Ok, will remove this.

>> +static int cxlflash_eh_host_reset_handler(struct scsi_cmnd *scp)
>> +{
>> +	int rc = SUCCESS;
>> +	int rcr = 0;
>> +	struct Scsi_Host *host = scp->device->host;
>> +	struct cxlflash_cfg *cfg = (struct cxlflash_cfg *)host->hostdata;
>> +
>> +	pr_debug("%s: (scp=%p) %d/%d/%d/%llu "
>> +		 "cdb=(%08X-%08X-%08X-%08X)\n", __func__, scp,
>> +		 host->host_no, scp->device->channel,
>> +		 scp->device->id, scp->device->lun,
>> +		 get_unaligned_be32(&((u32 *)scp->cmnd)[0]),
>> +		 get_unaligned_be32(&((u32 *)scp->cmnd)[1]),
>> +		 get_unaligned_be32(&((u32 *)scp->cmnd)[2]),
>> +		 get_unaligned_be32(&((u32 *)scp->cmnd)[3]));
>> +
>> +	scp->result = (DID_OK << 16);
> 
> Don't think this should be needed. scsi eh will requeue or fail the
> command as appropriate.

Ditto.

>> +static ssize_t cxlflash_show_dev_mode(struct device *dev,
>> +				      struct device_attribute *attr, char *buf)
>> +{
>> +	struct scsi_device *sdev = to_scsi_device(dev);
>> +	void *lun_info = (void *)sdev->hostdata;
>> +	char *legacy = "legacy",
>> +	     *superpipe = "superpipe";
>> +
>> +	return snprintf(buf, PAGE_SIZE, "%s\n", lun_info ? superpipe : legacy);
> 
> Why bother creating these legacy and superpipe locals at all? Just do:
> 
> return snprintf(buf, PAGE_SIZE, "%s\n", lun_info ? "superpipe" : "legacy");

Sure, we can simplify this.

>> +	switch (cfg->init_state) {
>> +	case INIT_STATE_SCSI:
>> +		scsi_remove_host(cfg->host);
>> +		dev_dbg(&pdev->dev, "%s: after scsi_remove_host!\n", __func__);
>> +		scsi_host_put(cfg->host);
>> +		dev_dbg(&pdev->dev, "%s: after scsi_host_put!\n", __func__);
> 
> Would probably be good to scrub the code for some of these debug statements.
> Some are fine to leave in the code if useful, but ones like these above should
> probably go.

We'll look at scrubbing these and similar debug prints.

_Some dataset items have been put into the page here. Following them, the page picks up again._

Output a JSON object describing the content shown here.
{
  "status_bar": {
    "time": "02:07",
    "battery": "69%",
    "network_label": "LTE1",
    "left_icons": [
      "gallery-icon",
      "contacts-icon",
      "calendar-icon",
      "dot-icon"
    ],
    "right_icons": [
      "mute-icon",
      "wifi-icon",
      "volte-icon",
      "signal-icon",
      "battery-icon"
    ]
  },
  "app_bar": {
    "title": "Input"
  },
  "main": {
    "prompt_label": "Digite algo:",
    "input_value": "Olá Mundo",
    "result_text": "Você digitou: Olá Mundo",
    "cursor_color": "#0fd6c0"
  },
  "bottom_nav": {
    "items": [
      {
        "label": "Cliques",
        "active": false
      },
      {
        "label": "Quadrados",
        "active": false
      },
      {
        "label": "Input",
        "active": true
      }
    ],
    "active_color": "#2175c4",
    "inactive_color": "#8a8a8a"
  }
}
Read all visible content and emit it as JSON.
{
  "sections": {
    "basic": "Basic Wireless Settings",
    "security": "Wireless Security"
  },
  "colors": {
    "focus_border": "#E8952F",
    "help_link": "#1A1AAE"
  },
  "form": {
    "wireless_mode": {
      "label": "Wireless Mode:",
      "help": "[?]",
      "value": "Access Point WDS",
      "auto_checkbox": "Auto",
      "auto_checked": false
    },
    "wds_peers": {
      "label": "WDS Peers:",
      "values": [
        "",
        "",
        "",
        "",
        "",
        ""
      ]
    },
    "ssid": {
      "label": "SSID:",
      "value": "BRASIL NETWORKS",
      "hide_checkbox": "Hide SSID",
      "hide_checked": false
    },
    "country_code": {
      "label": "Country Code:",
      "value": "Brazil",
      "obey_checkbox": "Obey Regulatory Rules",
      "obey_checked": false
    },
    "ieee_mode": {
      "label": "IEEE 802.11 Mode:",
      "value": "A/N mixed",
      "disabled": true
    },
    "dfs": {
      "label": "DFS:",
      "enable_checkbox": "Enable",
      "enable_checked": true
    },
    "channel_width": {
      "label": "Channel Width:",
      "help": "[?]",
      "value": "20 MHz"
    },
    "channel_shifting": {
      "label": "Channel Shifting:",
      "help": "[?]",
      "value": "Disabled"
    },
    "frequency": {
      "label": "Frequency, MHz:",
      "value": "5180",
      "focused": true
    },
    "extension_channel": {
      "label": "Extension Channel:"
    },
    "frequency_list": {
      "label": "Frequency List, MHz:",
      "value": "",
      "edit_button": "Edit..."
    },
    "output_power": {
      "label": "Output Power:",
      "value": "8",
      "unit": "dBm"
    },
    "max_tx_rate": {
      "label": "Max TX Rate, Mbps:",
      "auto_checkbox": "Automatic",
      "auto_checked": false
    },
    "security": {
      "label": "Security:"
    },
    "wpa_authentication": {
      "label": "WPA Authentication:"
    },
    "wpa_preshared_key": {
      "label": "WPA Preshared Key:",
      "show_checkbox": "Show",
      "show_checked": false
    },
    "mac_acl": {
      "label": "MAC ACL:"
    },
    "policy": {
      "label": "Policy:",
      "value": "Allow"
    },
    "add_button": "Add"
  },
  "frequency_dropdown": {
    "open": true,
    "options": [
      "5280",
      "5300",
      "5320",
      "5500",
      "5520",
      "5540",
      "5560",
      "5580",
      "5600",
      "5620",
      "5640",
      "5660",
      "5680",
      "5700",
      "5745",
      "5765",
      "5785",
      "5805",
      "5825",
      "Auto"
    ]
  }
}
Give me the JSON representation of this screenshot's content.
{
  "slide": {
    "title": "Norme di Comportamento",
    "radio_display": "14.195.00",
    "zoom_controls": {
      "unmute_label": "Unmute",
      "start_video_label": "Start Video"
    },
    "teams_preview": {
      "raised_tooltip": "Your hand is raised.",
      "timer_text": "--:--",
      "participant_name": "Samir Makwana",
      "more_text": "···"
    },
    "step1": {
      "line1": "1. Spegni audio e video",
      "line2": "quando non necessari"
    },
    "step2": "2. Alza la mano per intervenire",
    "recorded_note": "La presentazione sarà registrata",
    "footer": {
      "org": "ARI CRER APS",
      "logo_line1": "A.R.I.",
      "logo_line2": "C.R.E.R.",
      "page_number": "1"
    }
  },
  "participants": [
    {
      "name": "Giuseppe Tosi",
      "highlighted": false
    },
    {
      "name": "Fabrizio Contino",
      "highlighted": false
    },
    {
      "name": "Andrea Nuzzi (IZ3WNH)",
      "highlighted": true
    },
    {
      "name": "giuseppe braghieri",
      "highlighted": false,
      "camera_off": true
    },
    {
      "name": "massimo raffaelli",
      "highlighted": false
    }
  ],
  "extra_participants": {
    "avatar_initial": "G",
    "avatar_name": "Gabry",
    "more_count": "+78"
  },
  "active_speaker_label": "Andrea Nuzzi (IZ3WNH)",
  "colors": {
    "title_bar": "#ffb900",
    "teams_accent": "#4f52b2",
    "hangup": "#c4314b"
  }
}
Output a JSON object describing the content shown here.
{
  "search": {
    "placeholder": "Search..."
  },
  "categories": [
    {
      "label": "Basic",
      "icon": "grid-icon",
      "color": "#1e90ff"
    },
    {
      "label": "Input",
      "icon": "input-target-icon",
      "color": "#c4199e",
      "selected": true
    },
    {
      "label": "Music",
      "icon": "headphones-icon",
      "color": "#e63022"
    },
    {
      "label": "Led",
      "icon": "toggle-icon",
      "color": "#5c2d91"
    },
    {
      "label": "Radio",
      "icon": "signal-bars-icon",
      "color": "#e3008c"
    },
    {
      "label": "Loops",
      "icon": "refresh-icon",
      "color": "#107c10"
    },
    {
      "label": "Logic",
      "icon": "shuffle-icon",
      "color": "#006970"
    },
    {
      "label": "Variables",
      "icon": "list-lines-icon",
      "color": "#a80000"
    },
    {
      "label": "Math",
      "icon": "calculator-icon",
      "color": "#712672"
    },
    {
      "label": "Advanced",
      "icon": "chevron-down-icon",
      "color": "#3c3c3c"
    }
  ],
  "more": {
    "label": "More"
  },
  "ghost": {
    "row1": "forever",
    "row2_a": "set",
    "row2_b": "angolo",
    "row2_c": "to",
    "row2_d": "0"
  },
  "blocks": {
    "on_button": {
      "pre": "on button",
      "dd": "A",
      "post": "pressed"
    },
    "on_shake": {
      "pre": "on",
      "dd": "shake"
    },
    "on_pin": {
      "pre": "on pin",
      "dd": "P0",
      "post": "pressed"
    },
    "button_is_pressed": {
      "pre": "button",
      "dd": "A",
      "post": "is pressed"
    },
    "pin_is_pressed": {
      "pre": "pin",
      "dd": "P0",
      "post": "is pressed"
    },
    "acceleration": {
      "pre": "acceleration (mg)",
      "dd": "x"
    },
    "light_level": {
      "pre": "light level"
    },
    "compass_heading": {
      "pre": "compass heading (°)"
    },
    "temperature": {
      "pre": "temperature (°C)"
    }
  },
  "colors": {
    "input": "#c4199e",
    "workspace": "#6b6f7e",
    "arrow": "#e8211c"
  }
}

>> +static const struct asyc_intr_info ainfo[] = {
>> +	{SISL_ASTATUS_FC0_OTHER, "fc 0: other error", 0,
>> +		CLR_FC_ERROR | LINK_RESET},
>> +	{SISL_ASTATUS_FC0_LOGO, "fc 0: target initiated LOGO", 0, 0},
>> +	{SISL_ASTATUS_FC0_CRC_T, "fc 0: CRC threshold exceeded", 0, LINK_RESET},
>> +	{SISL_ASTATUS_FC0_LOGI_R, "fc 0: login timed out, retrying", 0, 0},
>> +	{SISL_ASTATUS_FC0_LOGI_F, "fc 0: login failed", 0, CLR_FC_ERROR},
>> +	{SISL_ASTATUS_FC0_LOGI_S, "fc 0: login succeeded", 0, 0},
>> +	{SISL_ASTATUS_FC0_LINK_DN, "fc 0: link down", 0, 0},
>> +	{SISL_ASTATUS_FC0_LINK_UP, "fc 0: link up", 0, 0},
> 
> Does "fc 0" here mean "port 0"?

Correct. Similarly fc1 refers to port 1. We'll change the output string to help clarify this.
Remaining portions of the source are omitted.